Per gli addetti ai lavori, questo romanzo è "alla Agatha Christie". Si parla a sproposito di leggerezza per mascherare una evidente mancanza di tensione narrativa. Bastano un castello, dei nobili, un delitto e un investigatore per riproporre un esempio (o una parodia) del poliziesco "all'inglese"? Qualcuno ha mai letto veramente Agatha Christie?

sabato 15 marzo 2014

Presentazione

La spiegazione all'ultimo capitolo, diceva Poirot. La presentazione, di conseguenza, all'inizio.
Ci sono molti blog sul genere poliziesco, alcuni validi, altri meno. Ma tutti degni di interesse: esprimono considerazioni, pensieri, preferenze.
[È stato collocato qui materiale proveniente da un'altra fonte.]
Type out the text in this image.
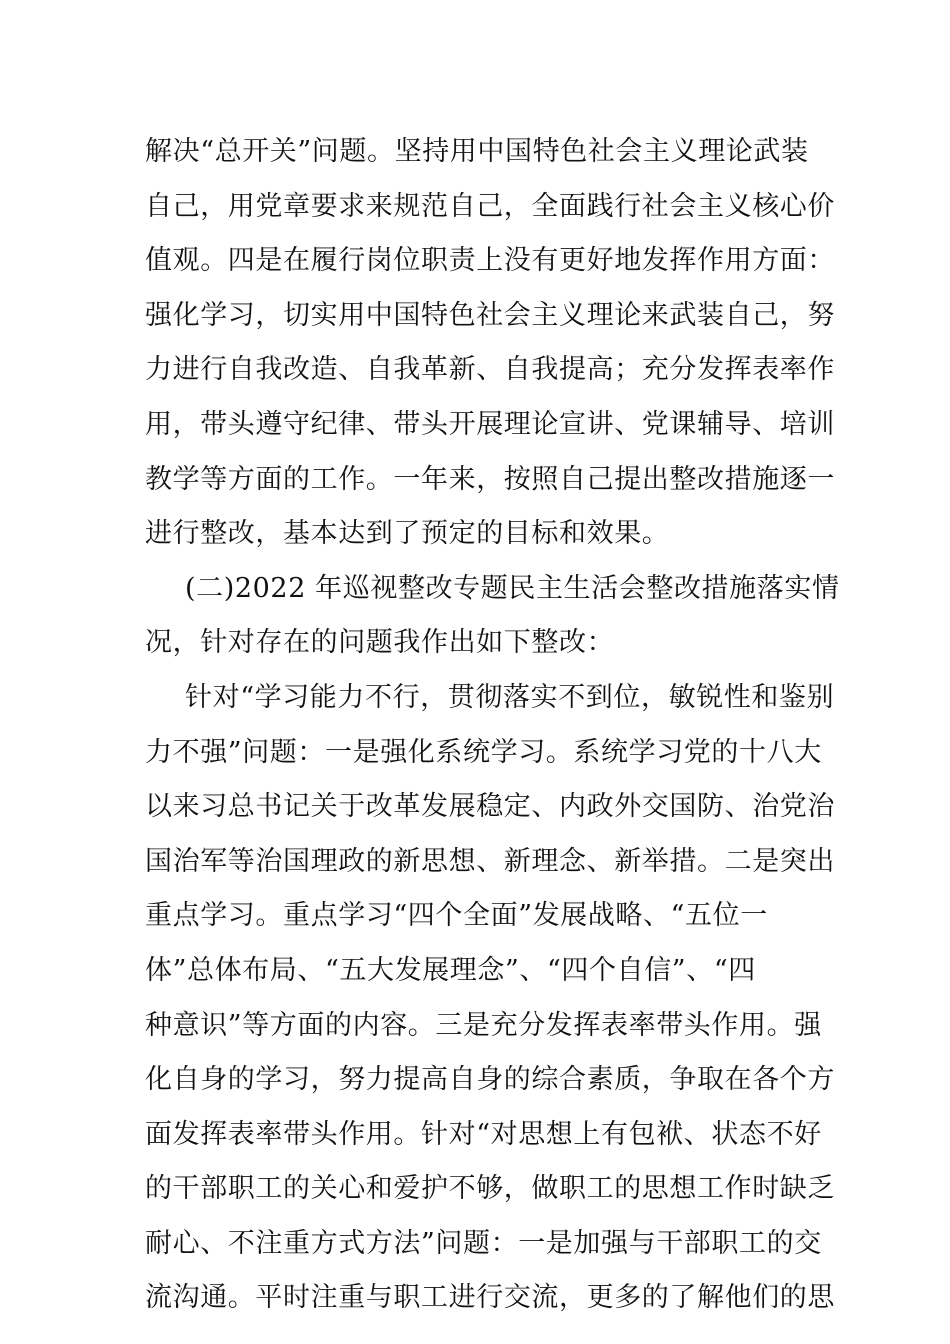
解决“总开关”问题。坚持用中国特色社会主义理论武装
自己，用党章要求来规范自己，全面践行社会主义核心价
值观。四是在履行岗位职责上没有更好地发挥作用方面：
强化学习，切实用中国特色社会主义理论来武装自己，努
力进行自我改造、自我革新、自我提高；充分发挥表率作
用，带头遵守纪律、带头开展理论宣讲、党课辅导、培训
教学等方面的工作。一年来，按照自己提出整改措施逐一
进行整改，基本达到了预定的目标和效果。
(二)2022 年巡视整改专题民主生活会整改措施落实情
况，针对存在的问题我作出如下整改：
针对“学习能力不行，贯彻落实不到位，敏锐性和鉴别
力不强”问题：一是强化系统学习。系统学习党的十八大
以来习总书记关于改革发展稳定、内政外交国防、治党治
国治军等治国理政的新思想、新理念、新举措。二是突出
重点学习。重点学习“四个全面”发展战略、“五位一
体”总体布局、“五大发展理念”、“四个自信”、“四
种意识”等方面的内容。三是充分发挥表率带头作用。强
化自身的学习，努力提高自身的综合素质，争取在各个方
面发挥表率带头作用。针对“对思想上有包袱、状态不好
的干部职工的关心和爱护不够，做职工的思想工作时缺乏
耐心、不注重方式方法”问题：一是加强与干部职工的交
流沟通。平时注重与职工进行交流，更多的了解他们的思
Luca Conti aveva un blog di pregevole fattura, lo hanno ancora la professoressa Giuseppina La Ciura, Omar Lastrucci, il professor Pietro De Palma; oppure il brillante Curtis Evans, per citare un indipendent-scholar straniero.
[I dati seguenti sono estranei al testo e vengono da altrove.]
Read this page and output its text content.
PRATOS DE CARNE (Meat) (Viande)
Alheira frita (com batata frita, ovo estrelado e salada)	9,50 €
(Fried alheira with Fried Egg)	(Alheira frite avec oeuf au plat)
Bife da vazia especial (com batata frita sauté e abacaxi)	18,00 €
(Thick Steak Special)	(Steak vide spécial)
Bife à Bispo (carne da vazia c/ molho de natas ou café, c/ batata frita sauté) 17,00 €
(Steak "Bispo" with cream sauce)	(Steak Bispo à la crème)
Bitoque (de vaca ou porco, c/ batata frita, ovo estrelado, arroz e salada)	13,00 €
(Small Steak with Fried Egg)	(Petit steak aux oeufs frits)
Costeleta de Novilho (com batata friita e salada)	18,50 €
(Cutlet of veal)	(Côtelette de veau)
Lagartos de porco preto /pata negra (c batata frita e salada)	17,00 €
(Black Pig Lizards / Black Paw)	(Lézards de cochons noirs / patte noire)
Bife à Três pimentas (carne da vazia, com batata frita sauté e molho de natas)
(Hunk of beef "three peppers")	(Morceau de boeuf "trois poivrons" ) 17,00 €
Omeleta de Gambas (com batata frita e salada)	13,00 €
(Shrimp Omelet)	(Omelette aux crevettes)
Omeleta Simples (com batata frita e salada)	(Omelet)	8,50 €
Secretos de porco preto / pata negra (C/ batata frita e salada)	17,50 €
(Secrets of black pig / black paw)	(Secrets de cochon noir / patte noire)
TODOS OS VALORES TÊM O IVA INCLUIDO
C'è chi privilegia la letteratura, chi il cinema o le serie televisive, alcuni il mystery classico, altri l'hard boiled o il noir; alcuni prediligono recensire romanzi o film, altri invece preferiscono muoversi attraverso linee guida, sviluppare tematiche o gruppi di idee. In qualunque modo uno abbia scelto di procedere, l'importante resta la sana e fondamentale diffusione del sapere.
Nel mondo contemporaneo, quello che si sta pericolosamente perdendo, è la memoria storica, scrisse qualche tempo fa Mauro Boncompagni. Tanto che il lettore medio si trova a gridare al capolavoro, di fronte alla prima mediocre operetta che scopre in libreria. Occorre, a mio modo di vedere, ripartire dalle basi, dalle fondamenta. Cercherò, di pari passo (per quanto possibile) con le mie ricerche, di affrontare un genere letterario estremamente complesso, individuando, di volta in volta, dei fili conduttori che permettano di comprenderne i caratteri e le evoluzioni.
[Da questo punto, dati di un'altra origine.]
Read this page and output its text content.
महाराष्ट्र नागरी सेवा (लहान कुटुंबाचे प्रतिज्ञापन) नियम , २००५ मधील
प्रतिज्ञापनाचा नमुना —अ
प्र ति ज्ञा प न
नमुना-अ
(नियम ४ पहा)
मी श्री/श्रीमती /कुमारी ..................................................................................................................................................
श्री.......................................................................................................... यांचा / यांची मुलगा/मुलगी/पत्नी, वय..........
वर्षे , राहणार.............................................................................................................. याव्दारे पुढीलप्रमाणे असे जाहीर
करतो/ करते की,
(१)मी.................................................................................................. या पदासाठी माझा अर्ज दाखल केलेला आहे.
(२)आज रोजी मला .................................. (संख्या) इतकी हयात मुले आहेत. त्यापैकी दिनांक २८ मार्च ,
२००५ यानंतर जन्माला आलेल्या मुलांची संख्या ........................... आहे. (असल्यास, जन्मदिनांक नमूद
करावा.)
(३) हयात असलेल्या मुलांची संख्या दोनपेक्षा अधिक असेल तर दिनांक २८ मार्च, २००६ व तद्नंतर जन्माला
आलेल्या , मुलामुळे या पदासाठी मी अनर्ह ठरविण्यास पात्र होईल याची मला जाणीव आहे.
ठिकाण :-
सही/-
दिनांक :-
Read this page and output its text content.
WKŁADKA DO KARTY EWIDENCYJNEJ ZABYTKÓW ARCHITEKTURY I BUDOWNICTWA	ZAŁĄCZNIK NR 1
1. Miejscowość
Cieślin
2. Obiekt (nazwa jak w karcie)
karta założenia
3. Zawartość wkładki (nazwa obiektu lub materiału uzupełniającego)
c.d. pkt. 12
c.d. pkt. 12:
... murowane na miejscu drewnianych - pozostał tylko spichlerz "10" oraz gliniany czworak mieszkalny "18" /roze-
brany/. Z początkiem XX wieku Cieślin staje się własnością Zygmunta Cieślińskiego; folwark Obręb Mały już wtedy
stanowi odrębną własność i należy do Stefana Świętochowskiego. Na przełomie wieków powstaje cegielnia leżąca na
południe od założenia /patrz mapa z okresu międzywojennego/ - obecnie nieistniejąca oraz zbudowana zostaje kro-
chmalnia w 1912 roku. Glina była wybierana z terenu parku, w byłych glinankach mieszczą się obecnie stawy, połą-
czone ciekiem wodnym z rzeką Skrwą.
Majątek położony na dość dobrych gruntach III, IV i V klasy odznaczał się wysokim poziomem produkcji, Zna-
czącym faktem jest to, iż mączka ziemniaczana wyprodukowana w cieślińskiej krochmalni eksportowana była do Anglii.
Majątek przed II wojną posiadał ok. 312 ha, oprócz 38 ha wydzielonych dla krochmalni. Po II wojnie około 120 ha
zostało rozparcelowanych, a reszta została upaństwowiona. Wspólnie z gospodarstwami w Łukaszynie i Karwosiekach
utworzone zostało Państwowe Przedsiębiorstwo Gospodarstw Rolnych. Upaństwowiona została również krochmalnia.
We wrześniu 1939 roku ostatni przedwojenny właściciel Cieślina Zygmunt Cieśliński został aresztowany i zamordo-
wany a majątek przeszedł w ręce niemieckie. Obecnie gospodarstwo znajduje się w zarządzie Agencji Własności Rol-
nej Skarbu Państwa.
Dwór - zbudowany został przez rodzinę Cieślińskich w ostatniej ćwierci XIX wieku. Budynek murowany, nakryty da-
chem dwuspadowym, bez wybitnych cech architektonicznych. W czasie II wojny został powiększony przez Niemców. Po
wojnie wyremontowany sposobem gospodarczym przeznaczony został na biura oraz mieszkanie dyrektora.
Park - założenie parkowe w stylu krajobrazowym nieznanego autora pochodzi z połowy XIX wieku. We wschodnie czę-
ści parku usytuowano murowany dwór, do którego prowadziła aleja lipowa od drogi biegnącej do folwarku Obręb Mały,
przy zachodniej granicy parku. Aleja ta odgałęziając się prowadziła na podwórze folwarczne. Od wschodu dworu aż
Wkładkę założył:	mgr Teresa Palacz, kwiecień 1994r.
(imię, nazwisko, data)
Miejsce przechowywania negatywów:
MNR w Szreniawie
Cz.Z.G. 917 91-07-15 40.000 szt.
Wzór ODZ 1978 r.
Non tedierò partendo da Poe (o da Voltaire o Le Fanu), ma da una analisi iniziale, il più possibile sintetica e chiara, del fondamentale momento spartiacque vissuto dal poliziesco, forse quello più studiato (e peggio compreso): la Golden Age. 
L'Italia è un paese che legge molto, ma ha poca voglia di approfondire. Il fatto che sia impossibile vedere in libreria uno straccio di testo critico decente, non può spiegarsi semplicemente con la pigrizia intellettuale degli editori. Forse, anche per questo, ci meritiamo James Patterson in cima alle classifiche.